Fact: No sunscreen blocks 100% of the sun. Sunscreen with an SPF of 100 blocks only 1% to 2% more of the sun's rays than one with an SPF of 30, which already blocks 97% of rays. Also, SPF does not affect how long you will be protected. Protection typically lasts two hours or less for all sunscreens. Look for a broad-spectrum — blocks UVA and UVB rays — water-resistant sunscreen with an SPF of at least 30. Reapply it frequently, especially after being in the water or sweating.

Myth #9: All sunscreens are created equal.

Fact: Not necessarily. There are two primary types of sunscreen: physical and chemical. Both options have pros and cons.

Physical sunscreens, also called mineral sunscreens, work like a shield and sit on the surface of your skin to deflect the sun's rays. They contain the active ingredients zinc oxide or titanium dioxide. Mineral sunscreens are considered safer for you and the environment. They also are best for people with sensitive skin, children and those with pigment concerns, such as melasma. While traditional mineral sunscreens left a white residue on your skin, tinted and less-visible mineral sunscreens now are available.

Chemical sunscreens work like a sponge. They absorb the sun's rays into the skin and convert the UV light into heat, which then dissipates. In the U.S., these sunscreens contain one or more of these active ingredients: oxybenzone, avobenzone, octisalate, octocrylene, homosalate and octinoxate. Chemical sunscreens are easier to apply and don't leave a white residue on the skin. However, they can irritate the eyes and cause allergic reactions on some people's skin.

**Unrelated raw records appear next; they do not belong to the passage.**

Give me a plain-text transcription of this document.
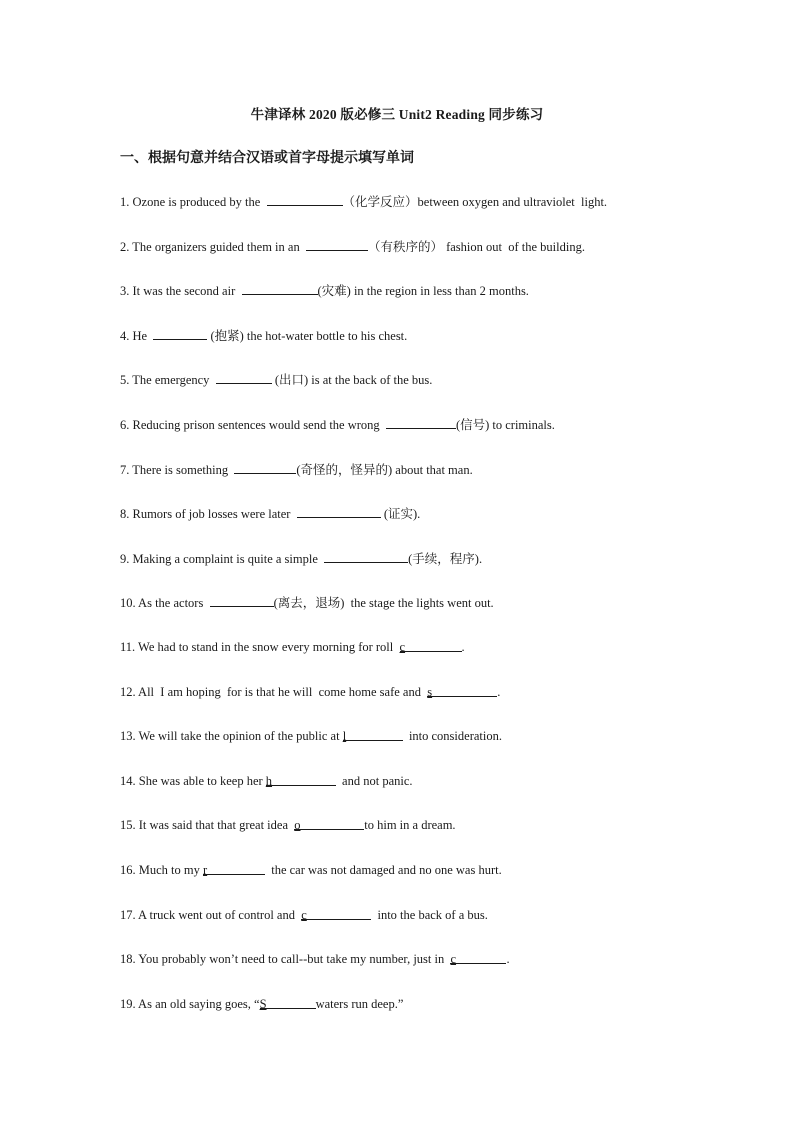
牛津译林 2020 版必修三 Unit2 Reading 同步练习
一、根据句意并结合汉语或首字母提示填写单词
1. Ozone is produced by the	（化学反应）between oxygen and ultraviolet  light.
2. The organizers guided them in an	（有秩序的） fashion out  of the building.
3. It was the second air	(灾难) in the region in less than 2 months.
4. He	(抱紧) the hot-water bottle to his chest.
5. The emergency	(出口) is at the back of the bus.
6. Reducing prison sentences would send the wrong	(信号) to criminals.
7. There is something	(奇怪的，怪异的) about that man.
8. Rumors of job losses were later	(证实).
9. Making a complaint is quite a simple	(手续，程序).
10. As the actors	(离去，退场)  the stage the lights went out.
11. We had to stand in the snow every morning for roll  c	.
12. All  I am hoping  for is that he will  come home safe and  s	.
13. We will take the opinion of the public at l	into consideration.
14. She was able to keep her h	and not panic.
15. It was said that that great idea  o	to him in a dream.
16. Much to my r	the car was not damaged and no one was hurt.
17. A truck went out of control and  c	into the back of a bus.
18. You probably won’t need to call--but take my number, just in  c	.
19. As an old saying goes, “S	waters run deep.”
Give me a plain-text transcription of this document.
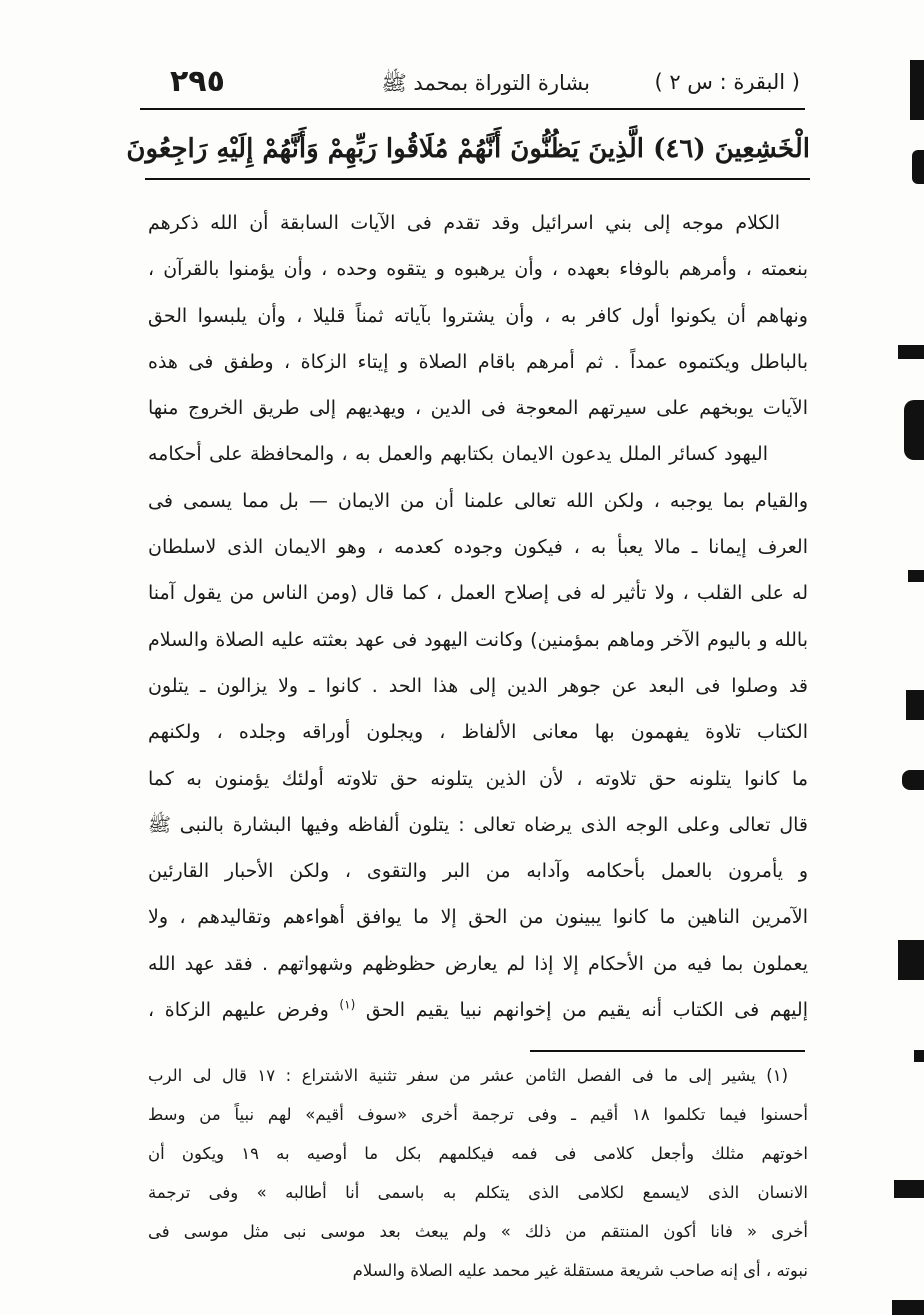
( البقرة : س ٢ )
بشارة التوراة بمحمد ﷺ
٢٩٥
الْخَشِعِينَ (٤٦) الَّذِينَ يَظُنُّونَ أَنَّهُمْ مُلَاقُوا رَبِّهِمْ وَأَنَّهُمْ إِلَيْهِ رَاجِعُونَ
الكلام موجه إلى بني اسرائيل وقد تقدم فى الآيات السابقة أن الله ذكرهم
بنعمته ، وأمرهم بالوفاء بعهده ، وأن يرهبوه و يتقوه وحده ، وأن يؤمنوا بالقرآن ،
ونهاهم أن يكونوا أول كافر به ، وأن يشتروا بآياته ثمناً قليلا ، وأن يلبسوا الحق
بالباطل ويكتموه عمداً . ثم أمرهم باقام الصلاة و إيتاء الزكاة ، وطفق فى هذه
الآيات يوبخهم على سيرتهم المعوجة فى الدين ، ويهديهم إلى طريق الخروج منها
اليهود كسائر الملل يدعون الايمان بكتابهم والعمل به ، والمحافظة على أحكامه
والقيام بما يوجبه ، ولكن الله تعالى علمنا أن من الايمان — بل مما يسمى فى
العرف إيمانا ـ مالا يعبأ به ، فيكون وجوده كعدمه ، وهو الايمان الذى لاسلطان
له على القلب ، ولا تأثير له فى إصلاح العمل ، كما قال (ومن الناس من يقول آمنا
بالله و باليوم الآخر وماهم بمؤمنين) وكانت اليهود فى عهد بعثته عليه الصلاة والسلام
قد وصلوا فى البعد عن جوهر الدين إلى هذا الحد . كانوا ـ ولا يزالون ـ يتلون
الكتاب تلاوة يفهمون بها معانى الألفاظ ، ويجلون أوراقه وجلده ، ولكنهم
ما كانوا يتلونه حق تلاوته ، لأن الذين يتلونه حق تلاوته أولئك يؤمنون به كما
قال تعالى وعلى الوجه الذى يرضاه تعالى : يتلون ألفاظه وفيها البشارة بالنبى ﷺ
و يأمرون بالعمل بأحكامه وآدابه من البر والتقوى ، ولكن الأحبار القارئين
الآمرين الناهين ما كانوا يبينون من الحق إلا ما يوافق أهواءهم وتقاليدهم ، ولا
يعملون بما فيه من الأحكام إلا إذا لم يعارض حظوظهم وشهواتهم . فقد عهد الله
إليهم فى الكتاب أنه يقيم من إخوانهم نبيا يقيم الحق $^{(١)}$ وفرض عليهم الزكاة ،
(١) يشير إلى ما فى الفصل الثامن عشر من سفر تثنية الاشتراع : ١٧ قال لى الرب
أحسنوا فيما تكلموا ١٨ أقيم ـ وفى ترجمة أخرى «سوف أقيم» لهم نبياً من وسط
اخوتهم مثلك وأجعل كلامى فى فمه فيكلمهم بكل ما أوصيه به ١٩ ويكون أن
الانسان الذى لايسمع لكلامى الذى يتكلم به باسمى أنا أطالبه » وفى ترجمة
أخرى « فانا أكون المنتقم من ذلك » ولم يبعث بعد موسى نبى مثل موسى فى
نبوته ، أى إنه صاحب شريعة مستقلة غير محمد عليه الصلاة والسلام
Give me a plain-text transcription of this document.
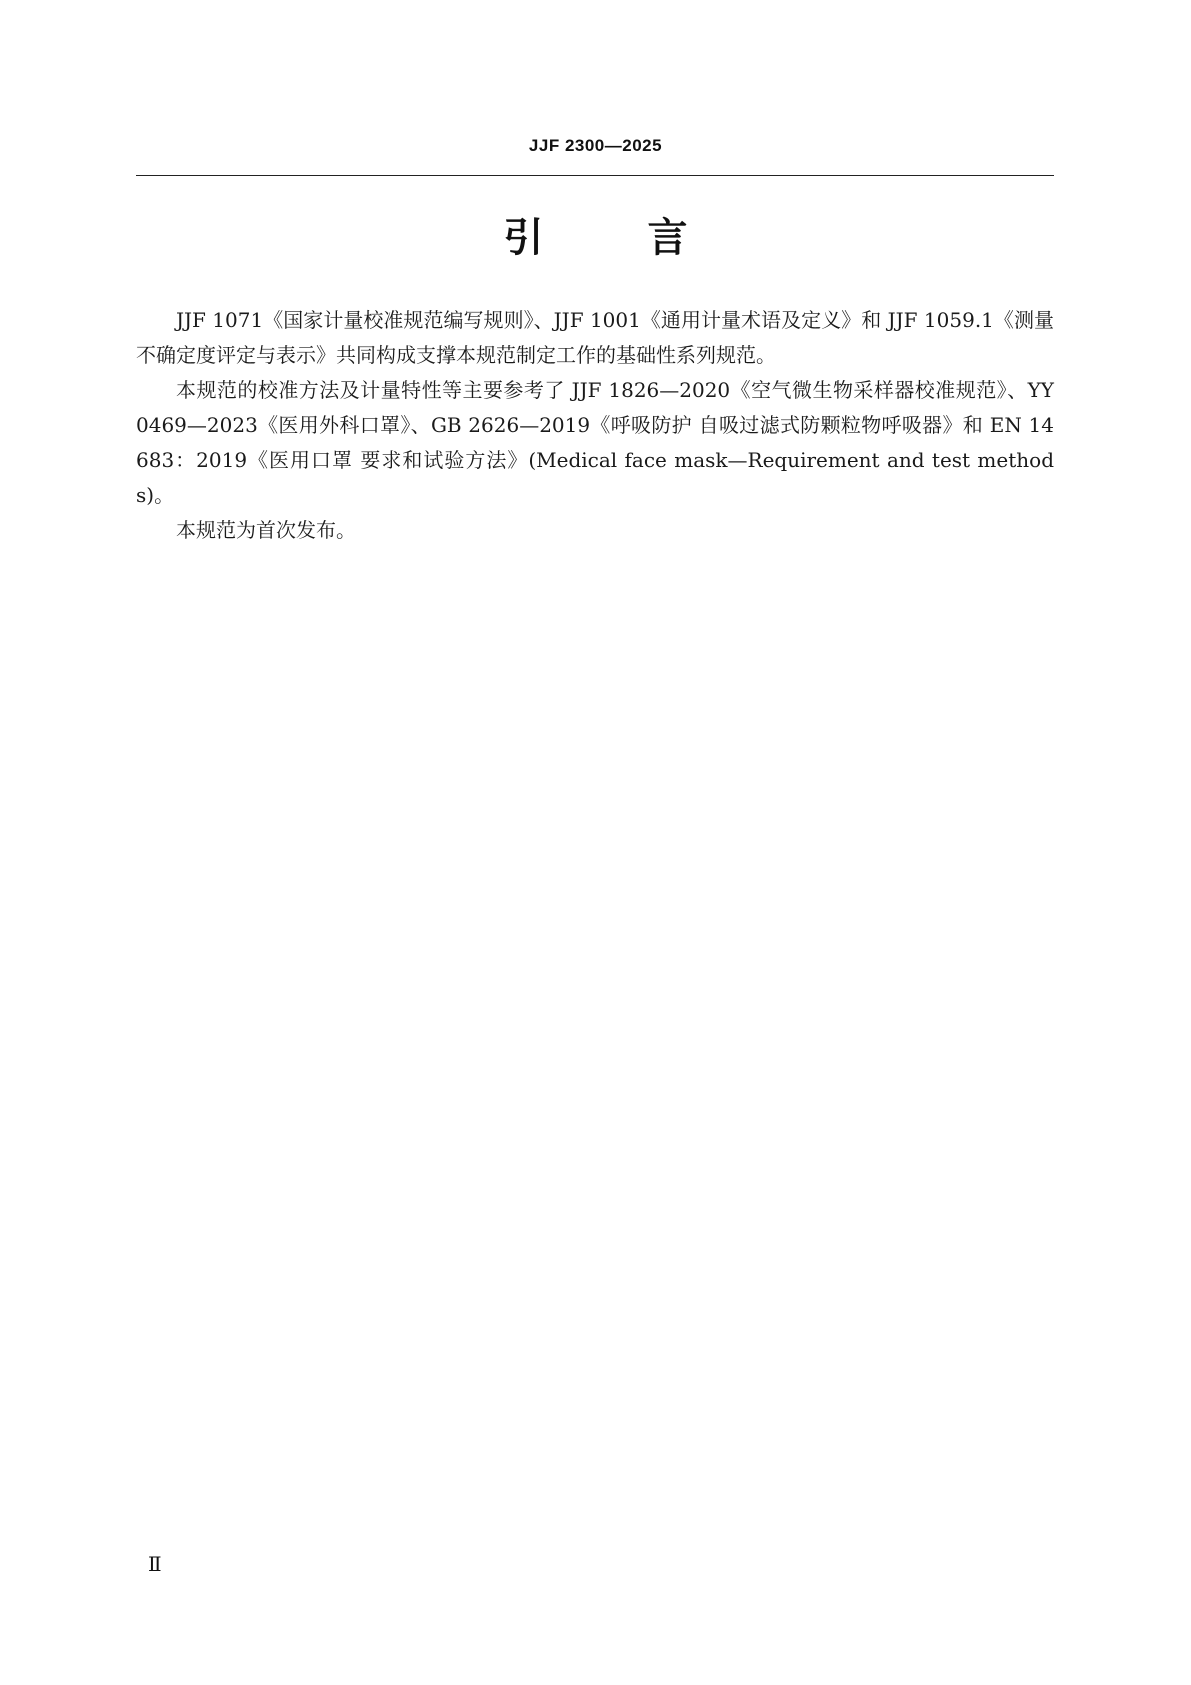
JJF 2300—2025
引	言

JJF 1071《国家计量校准规范编写规则》、JJF 1001《通用计量术语及定义》和 JJF 1059.1《测量不确定度评定与表示》共同构成支撑本规范制定工作的基础性系列规范。

本规范的校准方法及计量特性等主要参考了 JJF 1826—2020《空气微生物采样器校准规范》、YY 0469—2023《医用外科口罩》、GB 2626—2019《呼吸防护 自吸过滤式防颗粒物呼吸器》和 EN 14683：2019《医用口罩 要求和试验方法》(Medical face mask—Requirement and test methods)。

本规范为首次发布。

Ⅱ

If possible, avoid sunscreens with oxybenzone because this chemical may disrupt hormones and cause allergic skin reactions. Also, pass on spray sunscreens, which are not nearly as effective as those applied by hand.

Also avoid so-called sunscreens, such as cocoa butter, safflower, olive, jojoba, baby or coconut oil that provide no sun protection.

Myth #10: Sunscreen never goes bad.

Fact: The Food and Drug Administration requires that all sunscreens retain their original strength for at least three years. Check the bottle for an expiration date. If your sunscreen has expired or been exposed to extreme heat or cold, toss it. If you're using sunscreen every day when outside, a bottle should not last long.

Melanie Dixon, M.D., practices family medicine, with a special interest in dermatology, in Mankato, Minnesota.